Отношение к предшественникам

Можно сказать, что многие социологические взгляды ученого отражены в его книге «Этапы развития социологической мысли». Основную задачу этой книги автор видит не только в сопоставлении взглядов крупнейших социальных мыслителей, начиная от Аристотеля и кончая М. Вебером, но и, прежде всего, в ответах на фундаментальные вопросы социологического знания: с какой даты начинается социология, какие авторы достойны считаться родоначальниками или основателями социологии, какое определение социологии принять?

С целью упрощения исследовательского поиска Р. Арон принимает определение социологии, которое сам хоть и признает нестрогим, но не считает и произвольным. Согласно его определению, «социология есть исследование, претендующее на научный подход к социальному как таковому либо на элементарном уровне межличностных отношений, либо на макроуровне больших совокупностей, классов, наций, цивилизаций, или, используя ходячее выражение, глобальных обществ». По его мнению, «это определение одинаково позволяет понять, почему непросто написать историю социологии и определить, где начинается и где заканчивается социология» .

В своей книге, демонстрируя самые несхожие противоречивые воззрения, автор подчеркивает как сложность общественной жизни, так и наличие различных ее концептуальных толкований. Работа выстраивается не вокруг проблем, а вокруг имен. Р. Арон исходит из факта индивидуальности каждого социального мыслителя. Социологическое творчество, как и философское, уникально, персонифицировано. Ученый считает, что в социологии нет истинна все века. Она предлагает определенные мыслительные схемы, которые могут показаться изжитыми, неверными. Но в ином социальном контексте эти версии возникают вновь и опять обретают актуальность. Стало быть, лучше говорить об этапах, нежели об стории социологической мысли. Правильнее также сопоставлять точки зрения, а не одобрять их или критиковать.

Французский ученый обратился к анализу идейного наследия крупнейших социологов последних веков. Обосновывая свой выбор, он считал, что нет смысла спорить, портреты это социологов или философов. По его мнению, «речь идет о социальной философии относительно нового типа, о способе социологического мышления, отличающемся научностью и определенным видением социального, о способе мышления, получившем распространение в последнюю треть XX века. Холю социологикус приходит на смену хомо экономикус. Университеты всего мира, независимо от общественного строя и континента, увеличивают число кафедр социологии; от конгресса к конгрессу, кажется, растет число публикаций по социологии. Социологи широко используют эмпирические методы, практикуют зондажи, используют свойственную им систему понятий; они изучают общество под определенным углом зрения, пользуясь особой оптикой. Этот способ мышления взращен традицией, истоки которой обнажает предлагаемая галерея портретов».
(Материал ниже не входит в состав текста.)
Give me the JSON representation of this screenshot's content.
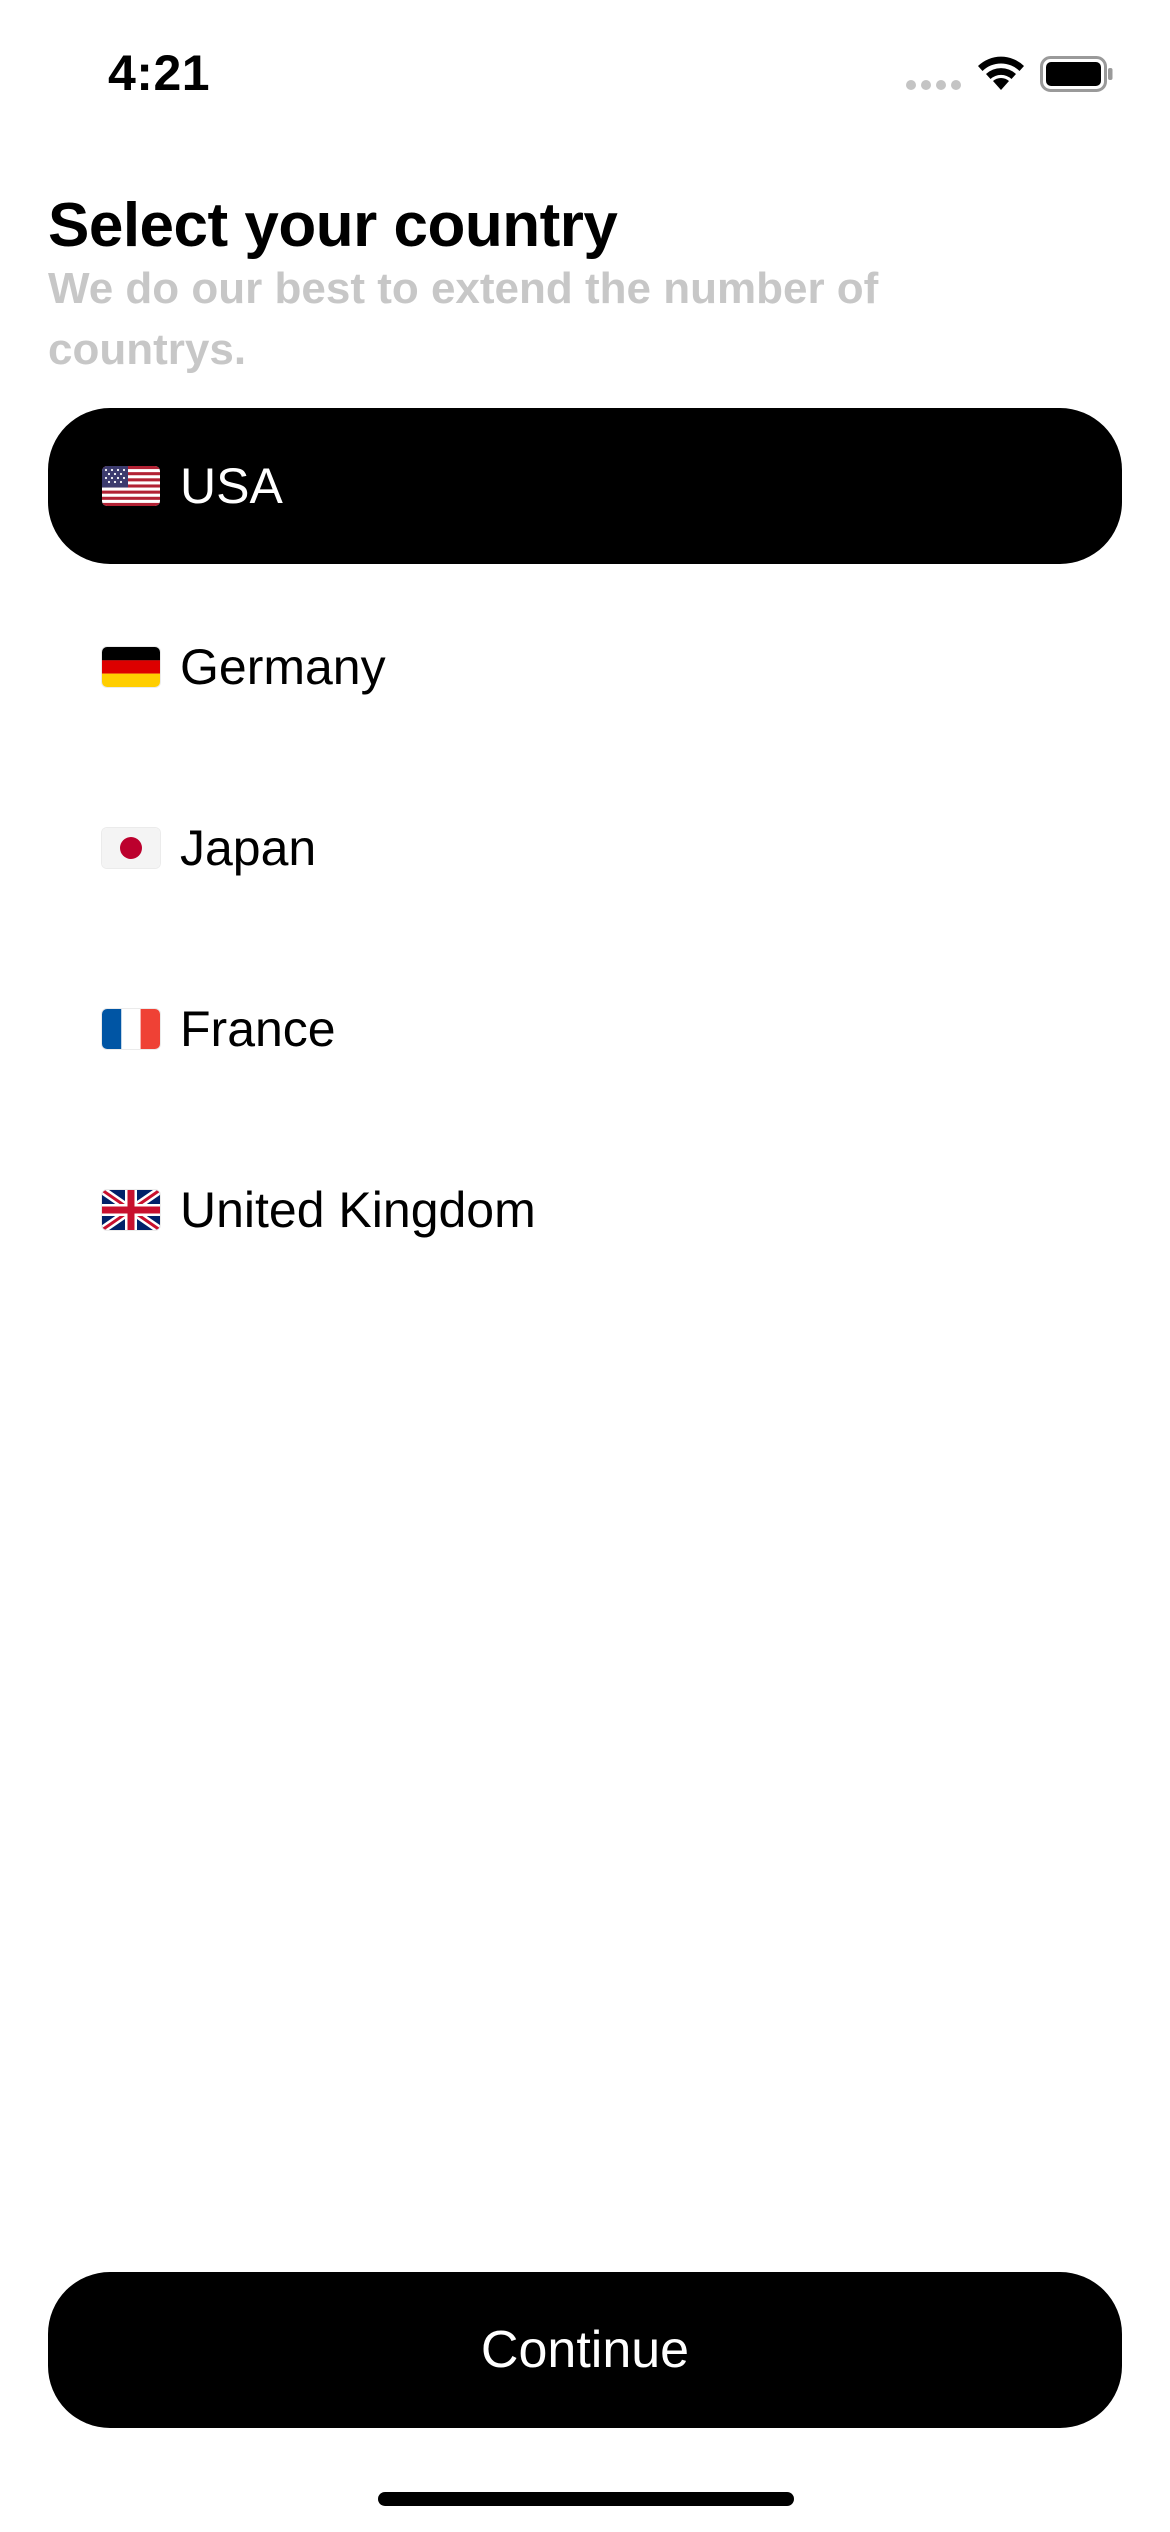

Французский исследователь полагает, что начать историю социологии можно было бы с Ш. Монтескье. «Я начал с Монтескье, которому раньше посвятил годовой курс лекций, потому что автора «О духе законов» можно считать одновременно политическим философом и социологом. В стиле классических философов он продолжает анализировать и сопоставлять политические режимы; в то же время он стремится постигнуть все особенности социального целого и выявить множественные связи между переменными величинами». По мнению ученого, «соразмерно тому, насколько замысел выявления социального как такового определяет социологическую мысль, скорее Ш. Монтескье, чем Аристотель, достоин быть представленным в этой книге в качестве основателя социологии. Но если бы научный замысел считался более существенным, чем видение социального, то Аристотель, вероятно, имел бы права, одинаковые с Монтескье или Контом» .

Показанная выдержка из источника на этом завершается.